Sew through both-no different that direct emboirdery


----------



## miktoxic (Feb 21, 2008)

i'm sorry. i meant sew through both sides of hat (as if you were wearing it) front side/front of head and back side/back of head /neck.


----------



## scarface1899 (Aug 7, 2008)

I am not sure what you mean, try to explain a bit better.


----------



## miktoxic (Feb 21, 2008)

scarface1899 said:


> I am not sure what you mean, try to explain a bit better.


i'm new at the whole sewing machine thing so bear with me please. i ordered some coats and winter hats as a giveaway to my best client at their christmas party. i also ordered custom patches of their logo so that i can apply to the apparrel.

the coats are easy enough for me to figure out; the patch is going on left chest. the coats open up at the zipper and it seems easy enough to be sewn with my machine.

the hats don't open up like a coat. if i laid the winter hat flat on the machine to sew the patch on, the needle and thread will go through the front and back of the hat, correct? leaving the hat useless until i cut it open. 

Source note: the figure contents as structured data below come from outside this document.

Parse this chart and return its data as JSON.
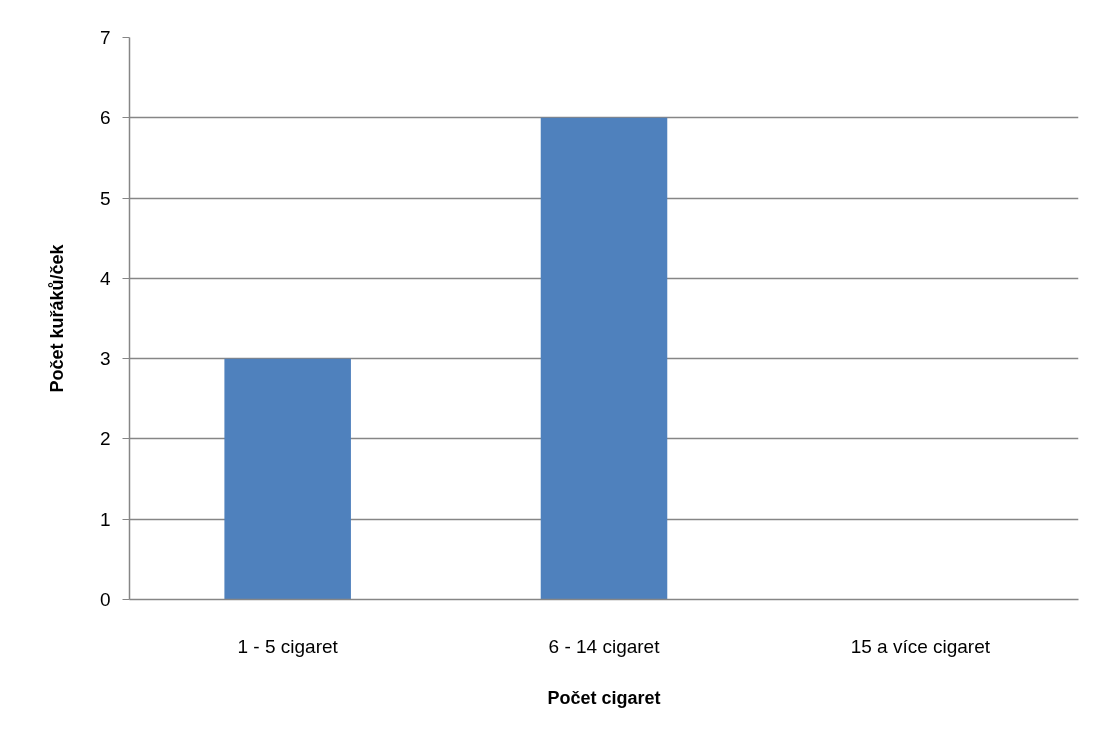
{
  "chart_data": {
    "type": "bar",
    "xlabel": "Počet cigaret",
    "ylabel": "Počet kuřáků/ček",
    "categories": [
      "1 - 5 cigaret",
      "6 - 14 cigaret",
      "15 a více cigaret"
    ],
    "values": [
      3,
      6,
      0
    ],
    "color": "#4f81bd",
    "ylim": [
      0,
      7
    ],
    "yticks": [
      0,
      1,
      2,
      3,
      4,
      5,
      6,
      7
    ],
    "grid": "y"
  }
}
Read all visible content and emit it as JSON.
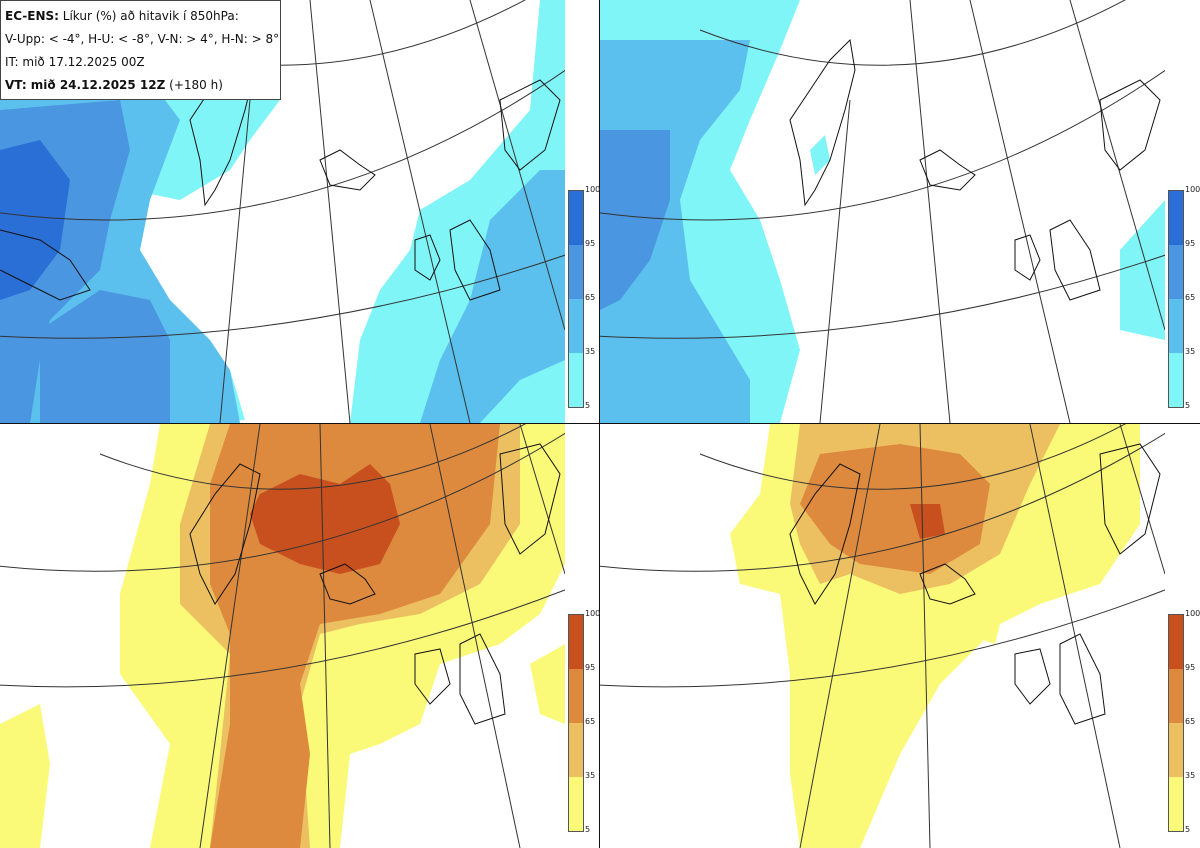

i'm thinking that i just have to kinda manipulate the hat by opening it and foldin it/bending it (not the right words i guess cuz it's a knit hat) while i sew the patch on. but in doing that the hat stretches out in a weird way and would think that that would affect the way the final application of the patch looks on the hat.

i was wondering if there is something that you put inside the hat that protects the other side of it (so you could sew it flat) or is it a setting on the machine like a needle depth? kinda swimmin in circles here. thanks.


----------



## miktoxic (Feb 21, 2008)

i think i understand now. i'm thinking i slip the beanie over the sewing arm and use a 'free-quilting' sewing foot to allow movement both horiz and vert to sew this patch on.


----------



## scarface1899 (Aug 7, 2008)

ok now it is clear 

you are doing it on a sewing machine and not an embroiderymachine.

when you use clothes pins to hold the back to a certain point then you don't have to fold it in a strange way.

hope this works and otherwise put the back end under the sewing machine foot, this way you have not the flexibility but at least you can sew in an open space from the hat.


----------



## miktoxic (Feb 21, 2008)

never thought of clothes pins..........ingenious! thanks!


----------